Werden diese Modernisierungsversuche die Anfängerschwierigkeiten beheben? Hat es wirklich nur daran gelegen, daß sich Schule und Hochschule unterschiedlich ausdrückten, oder mit anderen Gegenständen beschäftigten? Solche Barrieren erscheinen doch eigentlich überwindbar. Jedenfalls können sie allein die in den vergangenen Jahren oft erschreckend hohen Studienabbrecherquoten nicht verursacht haben. Aber es ist auch nicht die Aufgabe der Schule, den wenigen zukünftigen Mathematikern den Studienbeginn zu erleichtern, denn ihre Ausbildung hat ganz andere Zielsetzungen als die der Hochschule. Daraus resu1tieren gravierende prinzipielle Unterschiede in der Vorgehensweise. Die Schule konzentriert sich in erster Linie darauf, vorhandene mathematische Theorien oder Problemlösungen vorzustellen und einzuüben. So wird beispielsweise die allgemeine Lösung einer quadratischen Gleichung vom Lehrer oder im Schulbuch hergeleitet. Die Hauptarbeit der Schüler besteht jedoch darin, dieses Lösungsrezept in mehr oder minder eingekleideten Aufgaben anzuwenden. Ebenso werden gewisse Differentiationsregeln (Produktregel, Quotientenregel, Kettenregel) einmal bewiesen, um dann möglichst häufig angewendet zu werden. Ähnliches gilt für Integrationstechniken, Kurvendiskussionen oder auch in mehr elementaren Bereichen, wie der Zinseszinsrechnung und der Anwendung von Kongruenz-, Sinus- oder Kosinussätzen usw. …

Demgegenüber ist ein Hauptziel des Mathematikstudiums die Fähigkeit, immer wieder neue, möglichst allgemeine Problemlösungen herzuleiten. Ihre Anwendung auf konkrete, inner- oder außermathematische Sachverhalte wird weitgehend vernachlässigt.

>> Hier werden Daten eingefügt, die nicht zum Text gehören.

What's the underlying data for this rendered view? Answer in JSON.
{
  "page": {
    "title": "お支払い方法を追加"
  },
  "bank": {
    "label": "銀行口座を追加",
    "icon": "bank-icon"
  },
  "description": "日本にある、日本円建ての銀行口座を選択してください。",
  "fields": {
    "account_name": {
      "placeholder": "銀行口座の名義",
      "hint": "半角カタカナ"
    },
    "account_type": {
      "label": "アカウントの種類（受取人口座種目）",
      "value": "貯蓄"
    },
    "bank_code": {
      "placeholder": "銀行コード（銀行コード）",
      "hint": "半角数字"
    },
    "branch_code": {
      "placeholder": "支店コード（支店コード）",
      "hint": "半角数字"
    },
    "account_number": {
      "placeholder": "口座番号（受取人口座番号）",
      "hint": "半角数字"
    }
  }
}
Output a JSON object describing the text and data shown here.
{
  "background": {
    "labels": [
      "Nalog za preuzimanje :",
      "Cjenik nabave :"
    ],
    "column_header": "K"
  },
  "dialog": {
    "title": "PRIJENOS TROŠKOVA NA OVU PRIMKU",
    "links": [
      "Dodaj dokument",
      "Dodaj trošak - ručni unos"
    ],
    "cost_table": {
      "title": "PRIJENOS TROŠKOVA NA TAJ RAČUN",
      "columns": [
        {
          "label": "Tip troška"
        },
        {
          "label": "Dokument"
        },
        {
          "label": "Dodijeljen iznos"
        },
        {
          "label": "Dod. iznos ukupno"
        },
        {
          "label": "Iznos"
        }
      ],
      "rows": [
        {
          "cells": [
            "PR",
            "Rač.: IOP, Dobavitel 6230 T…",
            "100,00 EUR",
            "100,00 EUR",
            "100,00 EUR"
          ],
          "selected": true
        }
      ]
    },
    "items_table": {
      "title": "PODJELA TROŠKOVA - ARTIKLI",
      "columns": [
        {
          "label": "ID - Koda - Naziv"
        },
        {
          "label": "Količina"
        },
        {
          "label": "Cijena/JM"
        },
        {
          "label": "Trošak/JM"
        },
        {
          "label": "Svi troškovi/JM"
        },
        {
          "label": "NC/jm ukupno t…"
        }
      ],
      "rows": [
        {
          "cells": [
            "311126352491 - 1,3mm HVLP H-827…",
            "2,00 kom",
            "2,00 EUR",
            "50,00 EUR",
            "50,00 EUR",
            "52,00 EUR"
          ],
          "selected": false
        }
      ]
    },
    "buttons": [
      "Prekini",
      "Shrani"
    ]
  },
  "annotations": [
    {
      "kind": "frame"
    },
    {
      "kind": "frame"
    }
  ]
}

Schon von Anfang an muß der Student Beweise nicht nur nachvollziehen oder reproduzieren können, sondern, ausgehend von gewissen Grundannahmen, Axiomen, oder schon bewiesenen Sätzen, mit Hilfe streng kodifizierter Beweisverfahren selbständig führen.

Dabei kommt es gerade im ersten Semester nicht selten vor, daß er Sachverhalte beweisen soll, die ihm nach 13-jähriger Schulpraxis schon in Fleisch und Blut übergegangen sind (z.B. 3*4 = 4*3!). Plausible Gründe für derartige Wiederholungen werden nur selten angegeben.

Meistens bleibt es den Studenten selbst überlassen, solche Diskrepanzen in der Vorgehensweise von Schule und Hochschule zu erkennen und zu überwinden. Kaum ein Hochschullehrer ist in der Lage, dabei in geeigneter Weise zu helfen. Manche Hochschullehrer beschränken sich darauf, möglichst viele elegante Beweise möglichst schnell und reibungslos vorzutragen, in der Hoffnung, daß die "begabten" Studenten dies eines Tages nachahmen können.

Wesentlich hilfreicher mögen da schon die sogenannten Übungs- oder Tutorengruppen (Tutorials) sein, in denen man zusammen mit einem älteren Studenten individuelle Probleme in einem kleineren Kreis besprechen kann. Aber kann man dies wirklich? Ist ein Studienanfänger ohne weiteres in der Lage, seine Verständnisschwierigkeiten in einer Gruppe von zunächst völlig Fremden zu artikulieren? Ist nicht die Angst, sich zu blamieren, größer als das Bedürfnis nach Hilfe? Wird der Übungsgruppenleiter oder Tutor, der zumeist noch Einfluß auf die Vergabe eines Übungsscheines hat, und insofern die Rolle des Lehrers übernimmt, nicht einen schlechten Eindruck bekommen?

Jedenfalls ist es nicht erstaunlich, wenn ein Studienanfänger aufgrund von Schulerfahrungen so reagiert. Schließlich ging es in der Schule in erster Linie darum, Leistungen zu erbringen und im Kampf um Zehntelpunkte für einen numerus-dausus-überwindenden Notendurchschnitt Erfolge einzuheimsen. Über Mißerfolge und Schwierigkeiten hat man besser nicht geredet. Notfalls wurde abgeschrieben.

Um es kurz zu sagen:
Die Schule hat ihre Absolventen weder arbeitsmethodisch noch gruppendynamisch auf ein Studium vorbereitet.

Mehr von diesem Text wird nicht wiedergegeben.